Unterdessen planen die USA nach einem Bericht der New York Times vom Wochenende, schwere Waffen für etwa 5.000 Soldaten in mehreren Ländern Osteuropas zu stationieren. Wie die Zeitung berichtet, soll in jedem der drei baltischen Staaten Ausrüstung für etwa eine Kompanie eingelagert werden, für Polen, Ungarn und Rumänien seien größere Mengen vorgesehen. Die noch nicht endgültig geplante Vorwärtsverlagerung der Waffen gilt als ein in erster Linie politisches Signal an Russland. Ein pensionierter US-Admiral nannte die Maßnahme spöttisch eine "Beruhigungspille für zappelige Verbündete". Gleichzeitig schickte der US-Botschafter in Kiew, Geoffrey Pyatt, eine Warnung an die ukrainischen Machthaber. Die größte Bedrohung für das Land gehe heute nicht von russischen Panzern aus, sondern von der nach wie vor herrschenden Korruption.

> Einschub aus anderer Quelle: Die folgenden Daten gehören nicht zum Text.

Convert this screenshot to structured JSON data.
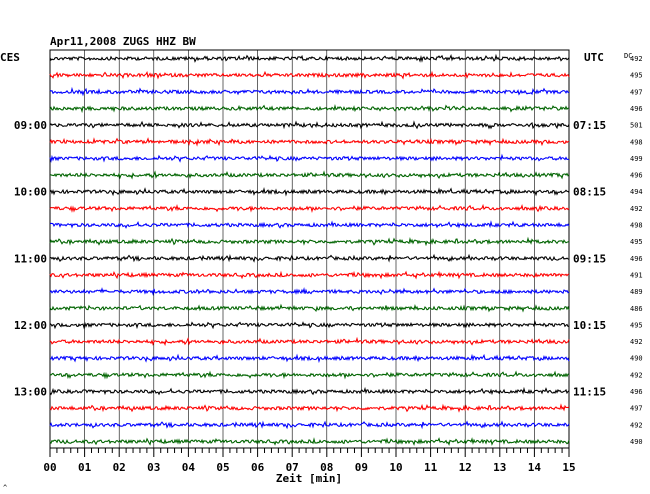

Auf der Ostsee und dem Schwarzen Meer mehren sich derweil gefährliche Situationen zwischen russischen und US-Einheiten. So überflog ein russischer Jagdbomber im Tiefflug einen in der Ostsee kreuzenden US-Raketenzerstörer. Im Schwarzen Meer "begleitete" eine russische Maschine ein US-Spionageflugzeug in einer Entfernung von nur drei Metern von Flügelspitze zu Flügelspitze. Obwohl dies vermutlich einiges fliegerisches Können voraussetzt, nannte das US-Kommando die russischen Demonstrationen »unprofessionell«.